Mon Aug 26 15:39:48 CDT 2013

> Two example scenarios:
> 
> 1. After graph partitioning, we know who will receive our vertices, but
>    we don't know how many we will receive or from whom.  In incremental
>    load balancing, we might know that we only receive from our
>    neighbors, and we have a bound on the total amount of data that we'll
>    receive, but may not have enough memory to post maximal receives from
>    all neighbors.  (Only the incremental case is relevant for
>    performance because non-incremental partitioning is way expensive,
>    thus workaround 2 is fine.)
> 
> 2. In particle simulations, the physics may provide an upper bound on
>    total data received, but we don't know in advance from whom.
> 
> 
> I think that in both of these cases, the user ultimately wants to receive into a
> single buffer in some way.  They might in fact have allocated the buffer in
> advance and they'd be happy if they could decide on a starting point and
> increment a counter each time a message appears.

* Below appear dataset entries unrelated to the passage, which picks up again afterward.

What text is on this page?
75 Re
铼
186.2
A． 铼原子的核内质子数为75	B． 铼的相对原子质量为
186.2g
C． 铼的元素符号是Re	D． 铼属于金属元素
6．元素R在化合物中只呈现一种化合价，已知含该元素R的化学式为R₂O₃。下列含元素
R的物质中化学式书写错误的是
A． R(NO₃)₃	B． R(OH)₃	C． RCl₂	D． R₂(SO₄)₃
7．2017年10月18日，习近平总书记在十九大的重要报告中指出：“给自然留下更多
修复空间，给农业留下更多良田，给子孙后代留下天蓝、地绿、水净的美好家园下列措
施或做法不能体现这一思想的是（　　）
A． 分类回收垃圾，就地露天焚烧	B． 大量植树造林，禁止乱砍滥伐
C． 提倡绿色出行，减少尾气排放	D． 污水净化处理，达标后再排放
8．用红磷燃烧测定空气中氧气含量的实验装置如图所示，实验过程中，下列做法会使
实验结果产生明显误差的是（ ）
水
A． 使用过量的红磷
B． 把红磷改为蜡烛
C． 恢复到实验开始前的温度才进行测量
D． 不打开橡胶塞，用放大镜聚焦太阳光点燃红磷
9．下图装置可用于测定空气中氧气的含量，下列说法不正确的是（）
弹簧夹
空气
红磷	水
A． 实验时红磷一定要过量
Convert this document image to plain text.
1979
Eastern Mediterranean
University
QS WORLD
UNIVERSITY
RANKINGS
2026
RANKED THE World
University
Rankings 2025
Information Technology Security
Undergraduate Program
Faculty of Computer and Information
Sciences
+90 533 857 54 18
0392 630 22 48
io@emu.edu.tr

> Neither MPI_Mprobe with ANY_SOURCE or looping over MPI_Iprobe are
> attractive compared to MPI_Waitsome, but the latter currently cannot be
> used in the scenario above.

That's just it.  I find it extremely unlikely that the user really has a contiguous buffer that they need to receive this stuff into (particularly in these examples).  Both of these examples might actually be done *better* with pipelined transfers from the peers.  First, you send the count and then you send the data in chunks.  Because you cap the size of a chunk, you can prepost several receives (ANY_SOURCE) without major fragmentation.  Pipelining actually allows you to overlap the data transfer with the memory copy that you are inevitably doing on both ends.  In fact, these could be an example of a place where providing a different abstraction is going to cause the user to code it in a way that is ultimately worse for them (though maybe easier to code).